Now, a new study claims that intake of sugary drinks can significantly increase the danger of a common type of endometrial cancer.

According to experts, over indulgence of sweetened beverages raises the risk of endometrial cancer (a malignancy that begins in the uterus and is sometimes called uterine cancer) in postmenopausal women.

The study found postmenopausal women who consumed the greatest quantity of sugary drinks exhibited a 78 percent higher threat of for estrogen-dependent type I endometrial cancer.

Lead author of the study, Maki Inoue-Choi, a research associate in the Division of Epidemiology and Community Health of the University of Minnesota School of Public Health stated, “Although ours is the first study to show this relationship, it is not surprising to see that women who drank more sugar-sweetened beverages had a higher risk of estrogen-dependent type I endometrial cancer but not estrogen-independent type II endometrial cancer.

“Other studies have shown increasing consumption of sugar-sweetened beverages has paralleled the increase in obesity,” she added. “Obese women tend to have higher levels of estrogens and insulin than women of normal weight. Increased levels of estrogens and insulin are established risk factors for endometrial cancer.”

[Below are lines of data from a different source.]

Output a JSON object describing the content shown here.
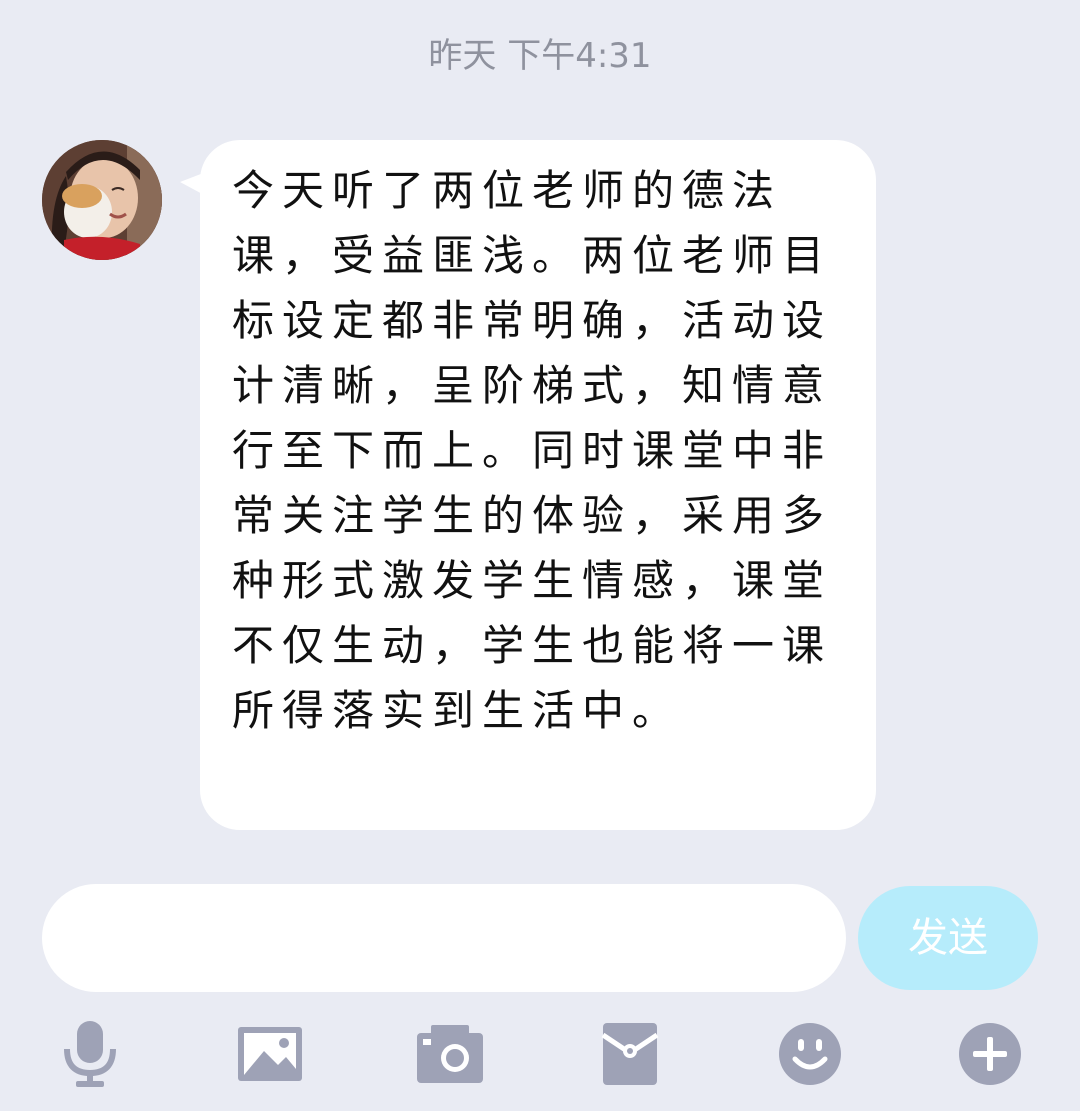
{
  "chat": {
    "timestamp": "昨天 下午4:31",
    "message": {
      "text": "今天听了两位老师的德法课，受益匪浅。两位老师目标设定都非常明确，活动设计清晰，呈阶梯式，知情意行至下而上。同时课堂中非常关注学生的体验，采用多种形式激发学生情感，课堂不仅生动，学生也能将一课所得落实到生活中。"
    }
  },
  "composer": {
    "input_value": "",
    "send_label": "发送"
  },
  "toolbar": {
    "icons": [
      "microphone-icon",
      "image-icon",
      "camera-icon",
      "red-packet-icon",
      "emoji-icon",
      "plus-icon"
    ]
  },
  "colors": {
    "background": "#e9ebf3",
    "bubble": "#ffffff",
    "send_button": "#b6ecfb",
    "icon": "#9ea2b6",
    "timestamp": "#8f929e"
  }
}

Impact of sweetened drinks on endometrial cancer assessed
In order to examine the impact of sweetened drinks on endometrial cancer the researchers analyzed data from more than 23,000 postmenopausal women who part of the Women’s Health Study.

The subjects were asked questions pertaining to their intake of different kinds of food in the previous 12 months. In addition, they were also asked to report their consumption frequency of sugary drinks.

The consumption of sugar-sweetened drinking patterns were classified into quintiles,(ranging from no intake to between 1.7 and 60.5 servings per week). Between 1986 and 2010, experts noted 506 type I and 89 type II endometrial cancers in the study group.

Outcome of the study
The analysis revealed women who drank more than four servings of sugary sodas a week elevated their risk for type 1 endometrial cancer by 78 percent. The danger of the malignancy was pronounced in women who were older, overweight and/or ailing from diabetes, late menopause or selected estrogen therapy. However, no association between type I or type II endometrial cancers and use of sugar-free soft drinks was perceived.

Though an association between sugar-sweetened beverages and endometrial cancer was evident, experts feel there is need for more research to substantiate the findings of the study.

“This needs to be replicated in other studies, but everyone should follow the current guidelines to avoid sugar-sweetened beverage intake, because it may increase the risk of other health conditions like obesity, diabetes heart disease and cancer,” Inoue-Choi said.

The study is published in the journal Cancer Epidemiology, Biomarkers & Prevention.